# JOL Suspension and Law Enforcement



## XXYYXX (Jul 23, 2012)

Seeing as first time offense suspensions for minor civil infractions are somewhat unique to the Commonwealth - I wanted to know people's thoughts on how a JOL suspension may effect hiring choices to a candidate with an otherwise clean record.

I am myself in this situation - recieved a speeding ticket at 17, and I deserved it. Other then that though, nothing at all. However, because of the newer and stricter JOL laws in MA, I recieved and served a 90 day JOL suspension where in other states I would have only had to deal with the fine unless I re-offended.
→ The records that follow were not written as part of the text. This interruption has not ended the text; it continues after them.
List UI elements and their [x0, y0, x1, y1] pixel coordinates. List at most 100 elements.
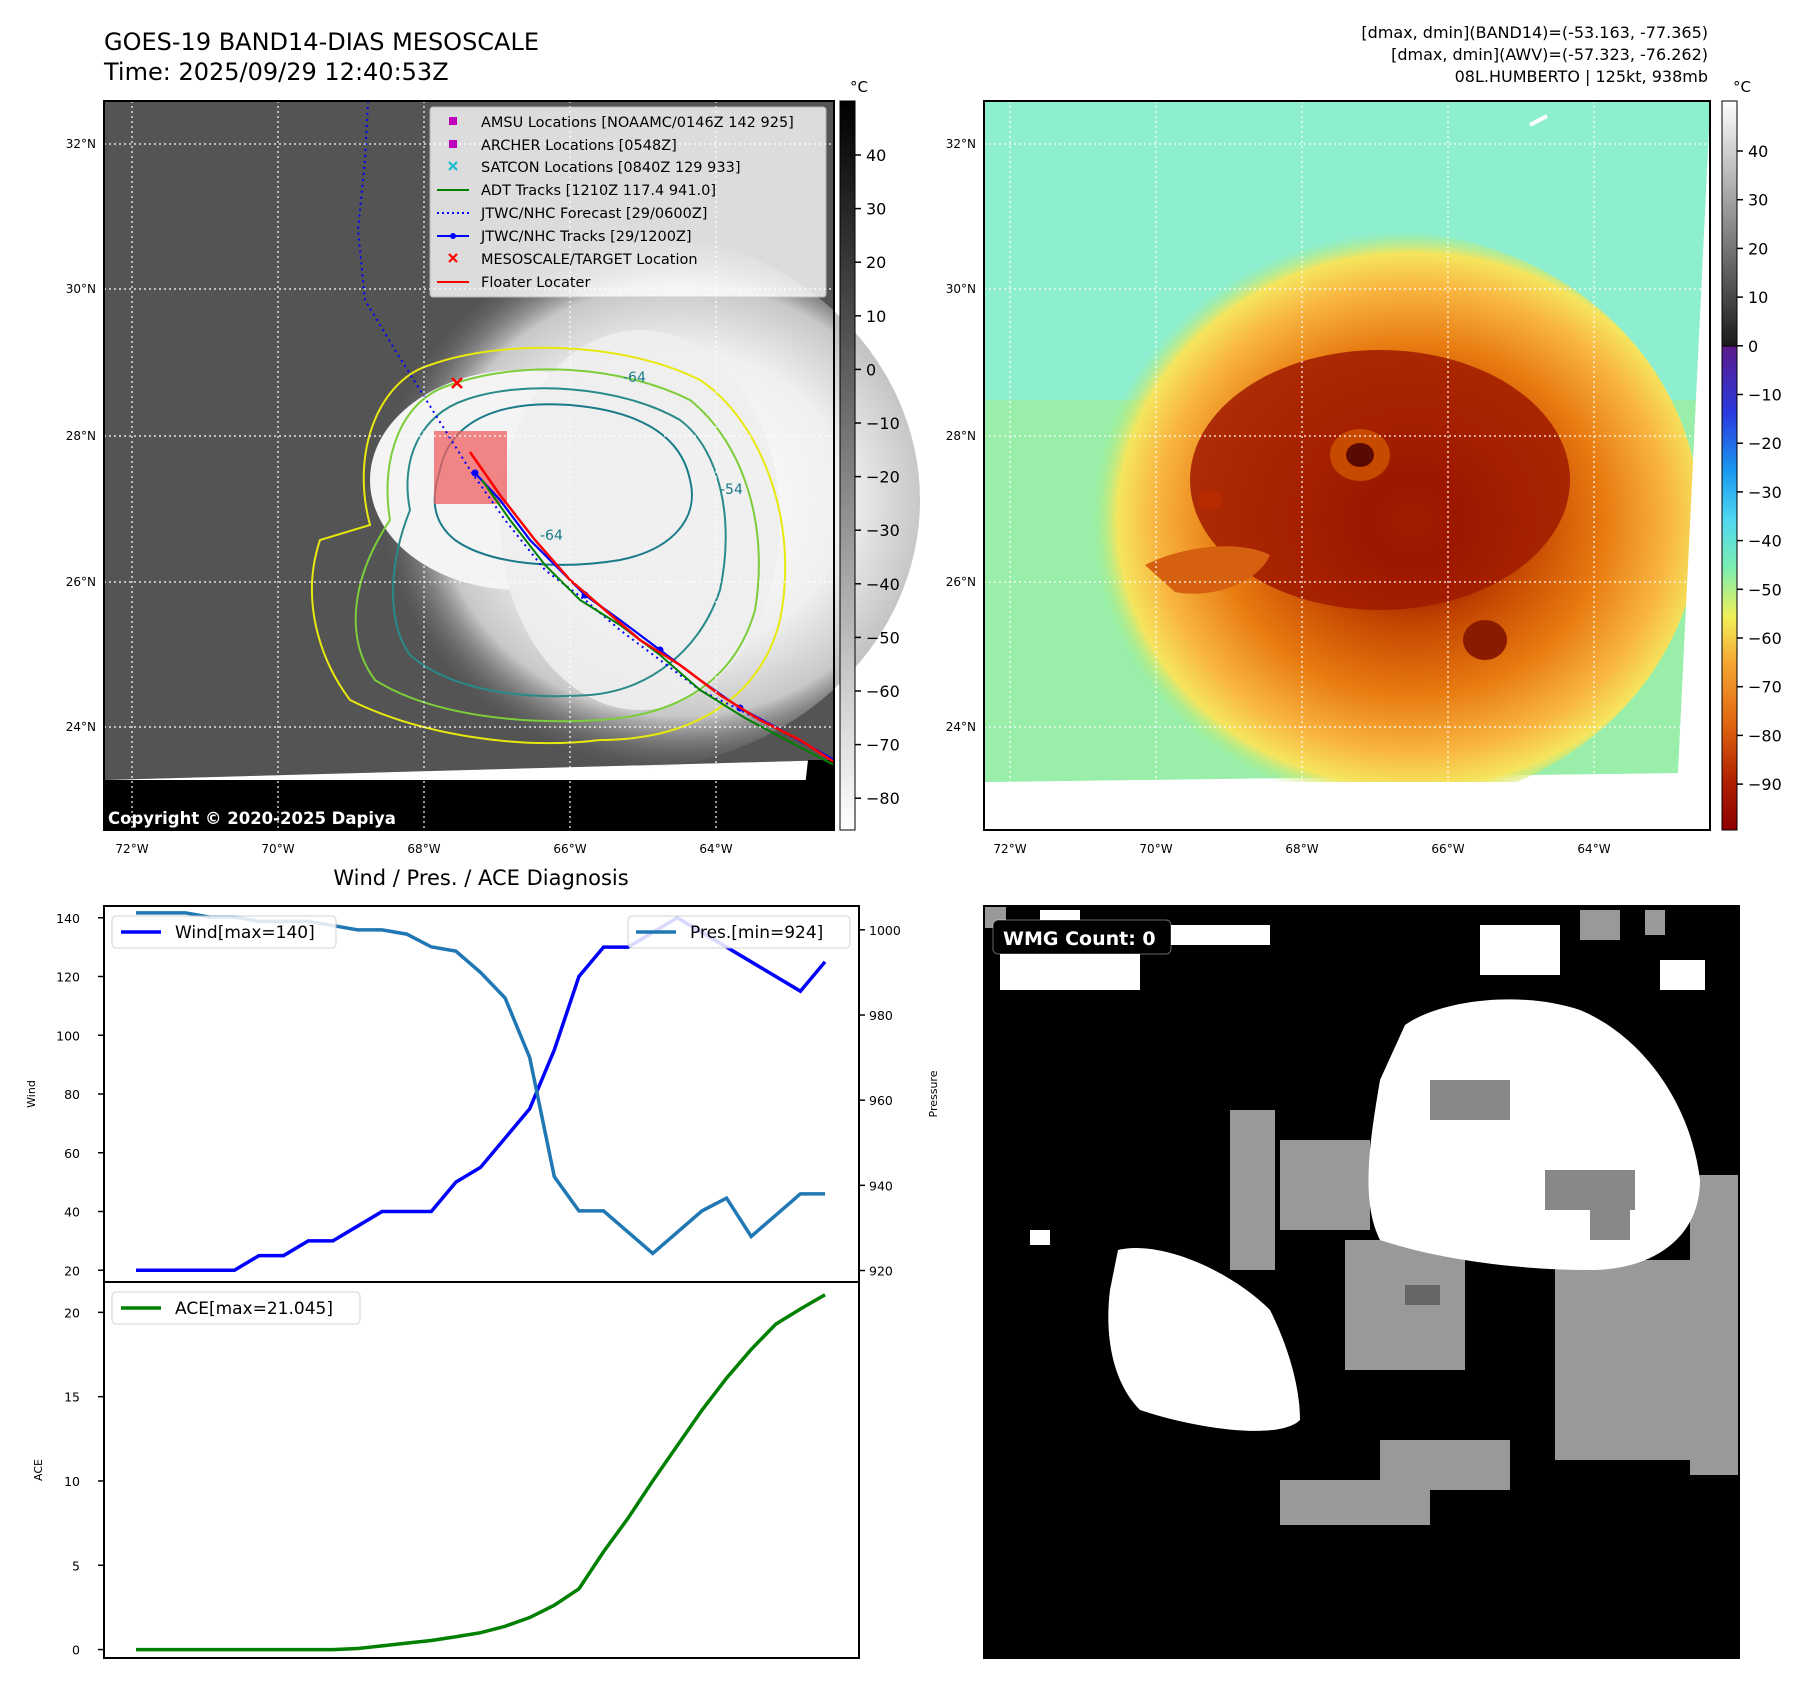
target-x-icon — [448, 253, 458, 263]
awv-range: [dmax, dmin](AWV)=(-57.323, -76.262) — [1391, 45, 1708, 64]
wind-legend: Wind[max=140] — [111, 915, 337, 949]
ace-axis-label: ACE — [32, 1459, 45, 1481]
gray-colorbar-tick-label: 40 — [866, 146, 886, 165]
left-map-ticks: 72°W 70°W 68°W 66°W 64°W 32°N 30°N 28°N … — [66, 137, 733, 856]
color-colorbar-tick-label: 20 — [1748, 239, 1768, 258]
pressure-axis-label: Pressure — [927, 1070, 940, 1117]
ace-chart: 20 15 10 5 0 ACE ACE[max=21.045] — [32, 1281, 860, 1659]
lat-tick: 26°N — [66, 575, 96, 589]
gray-colorbar: °C 40 30 20 10 0 −10 −20 −30 −40 −50 −60 −70 −80 — [839, 78, 900, 831]
ace-axis-tick-label: 15 — [64, 1390, 80, 1405]
legend-target: MESOSCALE/TARGET Location — [481, 252, 698, 268]
color-colorbar-tick-label: 30 — [1748, 191, 1768, 210]
ir-gray-map: -64 -54 -64 — [103, 100, 920, 831]
gray-colorbar-tick-label: −60 — [866, 682, 900, 701]
lat-tick: 28°N — [66, 429, 96, 443]
ir-color-map — [980, 100, 1711, 831]
color-colorbar-tick-label: −80 — [1748, 726, 1782, 745]
lon-tick: 72°W — [115, 842, 148, 856]
gray-colorbar-tick-label: −40 — [866, 575, 900, 594]
ace-legend-label: ACE[max=21.045] — [175, 1299, 333, 1319]
pressure-axis-tick-label: 960 — [869, 1093, 893, 1108]
gray-colorbar-tick-label: 10 — [866, 307, 886, 326]
wind-axis-label: Wind — [25, 1080, 38, 1108]
floater-track — [468, 451, 835, 764]
lon-tick: 64°W — [699, 842, 732, 856]
wind-axis-tick-label: 60 — [64, 1146, 80, 1161]
contour-label-1: -64 — [623, 370, 646, 386]
color-colorbar-tick-label: −90 — [1748, 775, 1782, 794]
legend-satcon: SATCON Locations [0840Z 129 933] — [481, 160, 740, 176]
storm-info: 08L.HUMBERTO | 125kt, 938mb — [1455, 67, 1708, 86]
legend-adt: ADT Tracks [1210Z 117.4 941.0] — [481, 183, 716, 199]
gray-colorbar-tick-label: −10 — [866, 414, 900, 433]
lat-tick: 24°N — [66, 720, 96, 734]
track-dot-icon — [450, 233, 456, 239]
right-map-ticks: 72°W 70°W 68°W 66°W 64°W 32°N 30°N 28°N … — [946, 137, 1611, 856]
color-colorbar: °C 40 30 20 10 0 −10 −20 −30 −40 −50 −60 −70 −80 −90 — [1721, 78, 1782, 831]
color-colorbar-tick-label: −50 — [1748, 580, 1782, 599]
ace-axis-tick-label: 0 — [72, 1643, 80, 1658]
wind-axis-tick-label: 20 — [64, 1263, 80, 1278]
lon-tick: 64°W — [1577, 842, 1610, 856]
ace-axis-tick-label: 20 — [64, 1305, 80, 1320]
color-colorbar-tick-label: 10 — [1748, 288, 1768, 307]
amsu-marker-icon — [449, 117, 457, 125]
lat-tick: 28°N — [946, 429, 976, 443]
lon-tick: 70°W — [261, 842, 294, 856]
gray-colorbar-tick-label: −50 — [866, 628, 900, 647]
color-colorbar-tick-label: −70 — [1748, 678, 1782, 697]
lon-tick: 66°W — [553, 842, 586, 856]
lat-tick: 32°N — [66, 137, 96, 151]
lat-tick: 24°N — [946, 720, 976, 734]
gray-colorbar-tick-label: −70 — [866, 736, 900, 755]
color-colorbar-tick-label: −40 — [1748, 532, 1782, 551]
lat-tick: 30°N — [946, 282, 976, 296]
target-marker — [451, 377, 463, 389]
color-colorbar-tick-label: 0 — [1748, 337, 1758, 356]
jtwc-point — [471, 469, 479, 477]
mesoscale-box — [434, 431, 507, 504]
wmg-count: WMG Count: 0 — [1003, 928, 1156, 950]
wind-legend-label: Wind[max=140] — [175, 923, 315, 943]
wind-axis-tick-label: 80 — [64, 1087, 80, 1102]
band14-range: [dmax, dmin](BAND14)=(-53.163, -77.365) — [1361, 23, 1708, 42]
wind-axis-tick-label: 100 — [56, 1028, 80, 1043]
wind-axis-tick-label: 120 — [56, 970, 80, 985]
lon-tick: 72°W — [993, 842, 1026, 856]
pressure-axis-tick-label: 1000 — [869, 923, 901, 938]
pressure-legend: Pres.[min=924] — [627, 915, 851, 949]
legend-forecast: JTWC/NHC Forecast [29/0600Z] — [480, 206, 707, 222]
color-colorbar-tick-label: −10 — [1748, 386, 1782, 405]
satcon-x-icon — [448, 161, 458, 171]
gray-colorbar-tick-label: −80 — [866, 789, 900, 808]
gray-colorbar-tick-label: −30 — [866, 521, 900, 540]
ace-axis-tick-label: 10 — [64, 1474, 80, 1489]
wind-axis-tick-label: 40 — [64, 1205, 80, 1220]
contour-label-3: -64 — [540, 528, 563, 544]
color-colorbar-tick-label: −20 — [1748, 434, 1782, 453]
color-map-gridlines — [984, 101, 1710, 782]
pressure-axis-tick-label: 920 — [869, 1264, 893, 1279]
legend-tracks: JTWC/NHC Tracks [29/1200Z] — [480, 229, 692, 245]
color-colorbar-tick-label: −60 — [1748, 629, 1782, 648]
copyright: Copyright © 2020-2025 Dapiya — [108, 809, 396, 828]
wmg-panel: WMG Count: 0 — [983, 905, 1740, 1659]
lat-tick: 30°N — [66, 282, 96, 296]
gray-colorbar-tick-label: 30 — [866, 200, 886, 219]
gray-colorbar-unit: °C — [850, 78, 868, 96]
pressure-axis-tick-label: 980 — [869, 1008, 893, 1023]
diag-title: Wind / Pres. / ACE Diagnosis — [333, 866, 628, 890]
color-colorbar-unit: °C — [1733, 78, 1751, 96]
lon-tick: 68°W — [407, 842, 440, 856]
color-colorbar-tick-label: −30 — [1748, 483, 1782, 502]
archer-marker-icon — [449, 140, 457, 148]
pressure-legend-label: Pres.[min=924] — [690, 923, 823, 943]
wind-axis-tick-label: 140 — [56, 911, 80, 926]
figure-title: GOES-19 BAND14-DIAS MESOSCALE — [104, 28, 539, 56]
lat-tick: 26°N — [946, 575, 976, 589]
contour-label-2: -54 — [720, 482, 743, 498]
gray-colorbar-tick-label: 20 — [866, 253, 886, 272]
I don't know of any department who does not ask if you've ever had your licence suspended or revoked, so I'll always have to check off that "yes" I have. But, for those of you who are on the job, do you figure that the fact that it is a JOL suspension as opposed to adult suspension, just a speeding ticket, or that is my only run in with the law will have any creedence for a department to look past it?

Thanks.


----------



## 263FPD (Oct 29, 2004)

Yup. You'll be fine as long as that is the only thing. I don't agree with the state suspending for the single violation while you are in a JOL restriction. They are tough on kids, but are ever so lenient with adult repeat offenders. I just don't get this two way mentality. 
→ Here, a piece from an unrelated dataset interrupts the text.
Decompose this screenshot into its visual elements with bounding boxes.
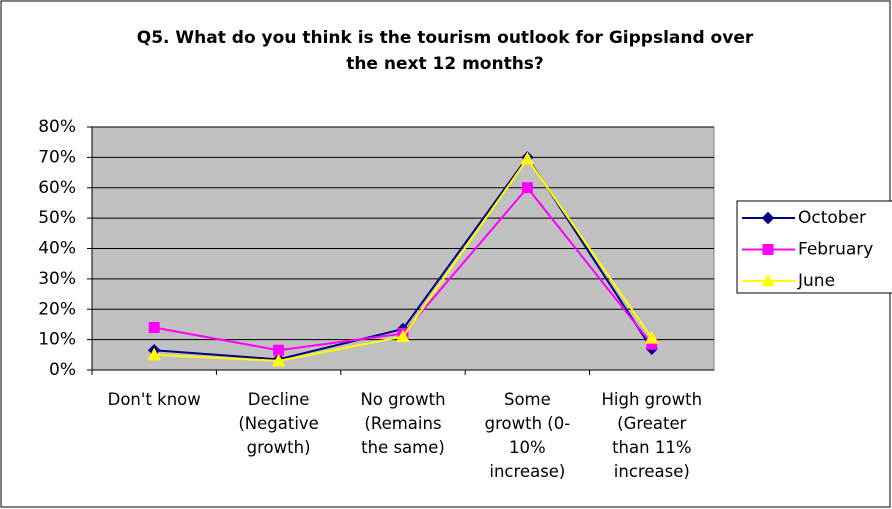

Sent from my iPhone using Tapatalk


----------



## XXYYXX (Jul 23, 2012)

263FPD said:


> Yup. You'll be fine as long as that is the only thing. I don't agree with the state suspending for the single violation while you are in a JOL restriction. They are tough on kids, but are ever so lenient with adult repeat offenders. I just don't get this two way mentality.
> 
> Sent from my iPhone using Tapatalk


Yeah, agreed.

I had applied for a cinderella license because I had been attending summer classes at a local CC at the time (about a year ago). They put all of us looking for the license in a room to face the board who would judge whether or not we were worthy. I was the youngest by at least 10 years from everyone else there. I was shocked when the clerk read aloud everyone elses driving history. Everything from dozens of driving on suspended licences, more moving violations in 3 years then you have fingers and toes, oweing thousands of dollars from going through fast lane with no fast lane subscription. And here I was with my one JOL speeding violation. I'm otherwise a good kid who keeps out of trouble, I knew I deserved the ticket, but I felt a little angered that because of that I'd have to face having a suspension on my record for it.


----------



## XXYYXX (Jul 23, 2012)

Good to know.


----------



## HistoryHound (Aug 30, 2008)

mtc said:


> Some of the better cops I know/work with - were hardly choirboys when they were teenagers.
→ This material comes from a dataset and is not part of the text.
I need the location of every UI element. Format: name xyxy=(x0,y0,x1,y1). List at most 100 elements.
The good thing is now some of them attend choir practice from time to time.


----------



## frapmpd24 (Sep 3, 2004)

I don't agree with the one strike and you're out suspensions for JOL violations, way to heavy handed and unreasonable across the board. Unless it is an absolutely egregious violation where there criminal charges are warranted, I rather have some dialog with the parents, grandparents, aunts/uncles, teachers, or any trusted adult in the teens life, even a couple times, before writing them for a minor violation.

As 263FPD pointed out before, there is more leniency for much more serious offenses. CWOF's and probation for serious felonies all the time, but if a teen gets written for 10 over it triggers a suspension first time out. Just a little lopsided. The state won't pass a three strikes law for felons but will pass a one strike for teens who maybe young adults, but not even close to mature.

As for your job prospects, one ticket isn't a deal killer. I have heard of departments who have hired multiple people with past restraining orders (yes, thats plural, not a typo). Even multiple people with past OUI's. I wouldn't however, wish to test the above offenses at most places. Just be careful going forward and focus on your education and experience.


Sent from my iPhone using Tapatalk


----------